Tanggal 8 Mei 1980, Sr M Lusia telah merancang acara untuk perpisahanku dengan warga paroki St Pius X Blora. Saya didandani gaun dan jas serba hitam,dengan sleyer penutup kepala warna putih, didampingi oleh ibu dan Sr M Lusia. Menjelang terima komuni, setelah mengucapkan Anak Domba Allah, saat TUBUH KRISTUS diangkat saya mengucapkan doa penyerahan diri, banyak warga paroki yang tak kuat menahan haru dan menangis.Tanggal 10 Mei saya berangkat ke Pekalongan dihantar oleh nenek, adik-adikku dan teman-temanku serta Sr Lusia dan Rm Marto Kusumo CM. bapak dan ibu tidak mengantarku karena ayahku sakit, menurut dokter ayah kena typus. Meskipun bapakku sakit, tapi hatiku tetap tegar untuk berangkat semua kuserahkan kepada Tuhan, kalau Tuhan memanggilku pasti Tuhan akan menyediakan jalan yang paling baik bagi hidupku.
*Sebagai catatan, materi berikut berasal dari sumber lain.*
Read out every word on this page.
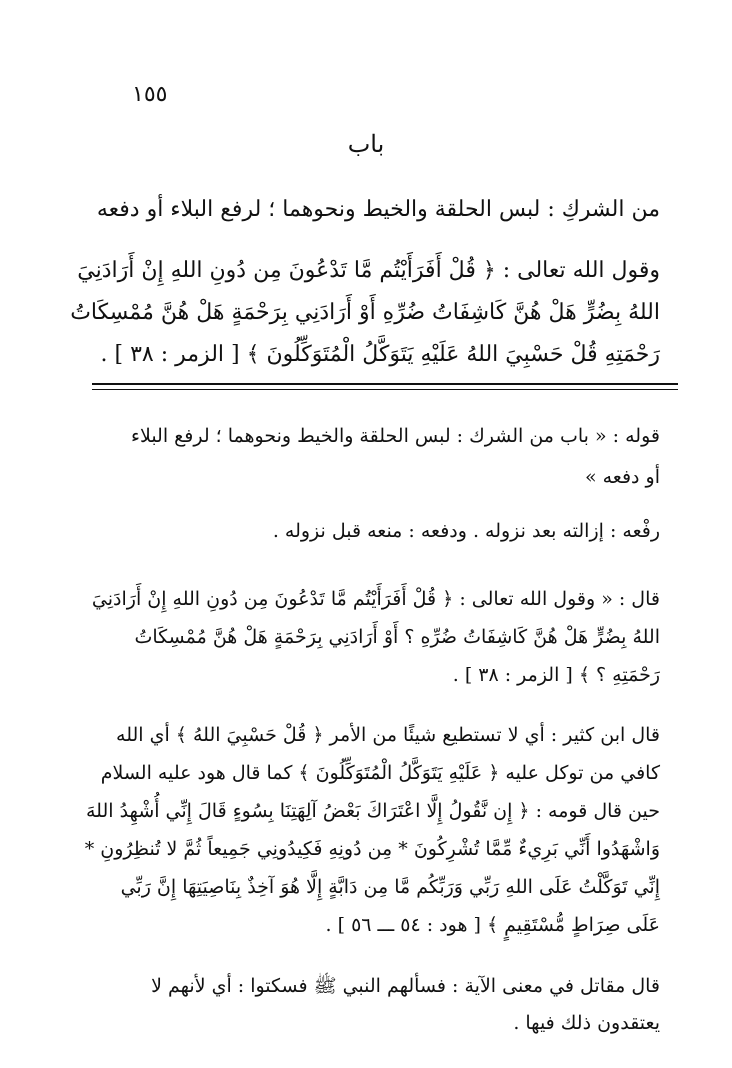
١٥٥
باب
من الشركِ : لبس الحلقة والخيط ونحوهما ؛ لرفع البلاء أو دفعه
وقول الله تعالى : ﴿ قُلْ أَفَرَأَيْتُم مَّا تَدْعُونَ مِن دُونِ اللهِ إِنْ أَرَادَنِيَ
اللهُ بِضُرٍّ هَلْ هُنَّ كَاشِفَاتُ ضُرِّهِ أَوْ أَرَادَنِي بِرَحْمَةٍ هَلْ هُنَّ مُمْسِكَاتُ
رَحْمَتِهِ قُلْ حَسْبِيَ اللهُ عَلَيْهِ يَتَوَكَّلُ الْمُتَوَكِّلُونَ ﴾ [ الزمر : ٣٨ ] .
قوله : « باب من الشرك : لبس الحلقة والخيط ونحوهما ؛ لرفع البلاء
أو دفعه »
رفْعه : إزالته بعد نزوله . ودفعه : منعه قبل نزوله .
قال : « وقول الله تعالى : ﴿ قُلْ أَفَرَأَيْتُم مَّا تَدْعُونَ مِن دُونِ اللهِ إِنْ أَرَادَنِيَ
اللهُ بِضُرٍّ هَلْ هُنَّ كَاشِفَاتُ ضُرِّهِ ؟ أَوْ أَرَادَنِي بِرَحْمَةٍ هَلْ هُنَّ مُمْسِكَاتُ
رَحْمَتِهِ ؟ ﴾ [ الزمر : ٣٨ ] .
قال ابن كثير : أي لا تستطيع شيئًا من الأمر ﴿ قُلْ حَسْبِيَ اللهُ ﴾ أي الله
كافي من توكل عليه ﴿ عَلَيْهِ يَتَوَكَّلُ الْمُتَوَكِّلُونَ ﴾ كما قال هود عليه السلام
حين قال قومه : ﴿ إِن نَّقُولُ إِلَّا اعْتَرَاكَ بَعْضُ آلِهَتِنَا بِسُوءٍ قَالَ إِنِّي أُشْهِدُ اللهَ
وَاشْهَدُوا أَنِّي بَرِيءٌ مِّمَّا تُشْرِكُونَ * مِن دُونِهِ فَكِيدُونِي جَمِيعاً ثُمَّ لا تُنظِرُونِ *
إِنِّي تَوَكَّلْتُ عَلَى اللهِ رَبِّي وَرَبِّكُم مَّا مِن دَابَّةٍ إِلَّا هُوَ آخِذٌ بِنَاصِيَتِهَا إِنَّ رَبِّي
عَلَى صِرَاطٍ مُّسْتَقِيمٍ ﴾ [ هود : ٥٤ ـــ ٥٦ ] .
قال مقاتل في معنى الآية : فسألهم النبي ﷺ فسكتوا : أي لأنهم لا
يعتقدون ذلك فيها .
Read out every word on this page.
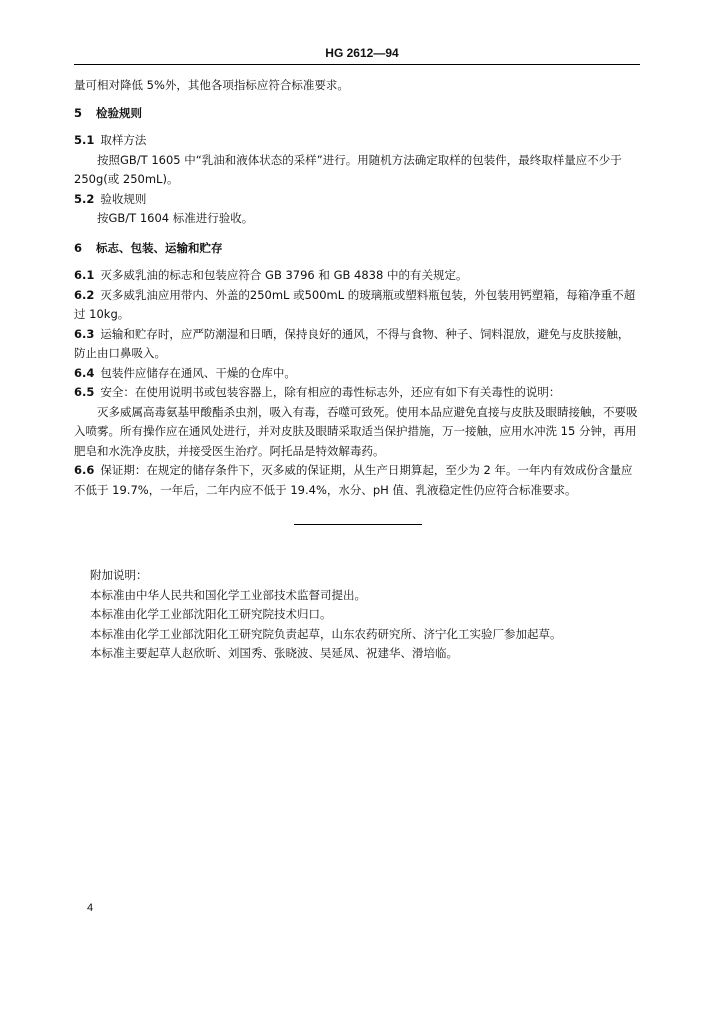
HG 2612—94

量可相对降低 5%外，其他各项指标应符合标准要求。

5 检验规则
5.1 取样方法

按照GB/T 1605 中“乳油和液体状态的采样”进行。用随机方法确定取样的包装件，最终取样量应不少于250g(或 250mL)。

5.2 验收规则

按GB/T 1604 标准进行验收。

6 标志、包装、运输和贮存

6.1 灭多威乳油的标志和包装应符合 GB 3796 和 GB 4838 中的有关规定。

6.2 灭多威乳油应用带内、外盖的250mL 或500mL 的玻璃瓶或塑料瓶包装，外包装用钙塑箱，每箱净重不超过 10kg。

6.3 运输和贮存时，应严防潮湿和日晒，保持良好的通风，不得与食物、种子、饲料混放，避免与皮肤接触，防止由口鼻吸入。

6.4 包装件应储存在通风、干燥的仓库中。

6.5 安全：在使用说明书或包装容器上，除有相应的毒性标志外，还应有如下有关毒性的说明：

灭多威属高毒氨基甲酸酯杀虫剂，吸入有毒，吞噬可致死。使用本品应避免直接与皮肤及眼睛接触，不要吸入喷雾。所有操作应在通风处进行，并对皮肤及眼睛采取适当保护措施，万一接触，应用水冲洗 15 分钟，再用肥皂和水洗净皮肤，并接受医生治疗。阿托品是特效解毒药。

6.6 保证期：在规定的储存条件下，灭多威的保证期，从生产日期算起，至少为 2 年。一年内有效成份含量应不低于 19.7%，一年后，二年内应不低于 19.4%，水分、pH 值、乳液稳定性仍应符合标准要求。

附加说明：

本标准由中华人民共和国化学工业部技术监督司提出。

本标准由化学工业部沈阳化工研究院技术归口。

本标准由化学工业部沈阳化工研究院负责起草，山东农药研究所、济宁化工实验厂参加起草。

本标准主要起草人赵欣昕、刘国秀、张晓波、吴延凤、祝建华、滑培临。

4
Pada tanggal 31 Mei adalah upacara penerimaanku sebagai postulant SND, pemiimpinku meminta supaya bapak dan ibuku dapat hadir.Beliau berdua datang dari Blora naik travel, bapakku begitu kurus, namun amat ceria sewaktu bertemu denganku, menurut ibu selama ini bapak makan bubur karena masih sakit, tapi aneh, sepulang dari Misa pagi Bapak, ibu, saya dan temanku yang akan masuk biara juga, keliling kota Pekalongan dan bapak mengajak makan di restoran. Saya heran bapak memilih makanan yang pedas, saya nyeletuk :” Bapak kan masih sakit mengapa kok makan pedas?”. Jawabnya : bapak sekarang tidak sakit lagi, karena telah bertemu denganmu, dan melihat keadaanmu senang tinggal dibiara”. Saya lega mendengar jawaban bapak, sepertinya bapak juga sakit rindu denganku. Hari itu bapak minta mangga, padahal sudah berkeliling tidak ada mangga, kan memang bukan musim mangga, tapi malam hari ada suster yang membawakan mangga dan menyajikannya pada bapak & ibuku, bapak melihat hal ini suatu mukjijat, dan menurut penuturan adikku keluargaku selalu mengalami hal-hal diluar dugaan dan bapak selalu mensharingkan pengalaman keajaiban Tuhan pada saat doa di lingkungan. Saya masuk biara tanggal 22 Juni 1980, sebagai hari Peringatan Santa Yulie Billiart digelarkan Santa.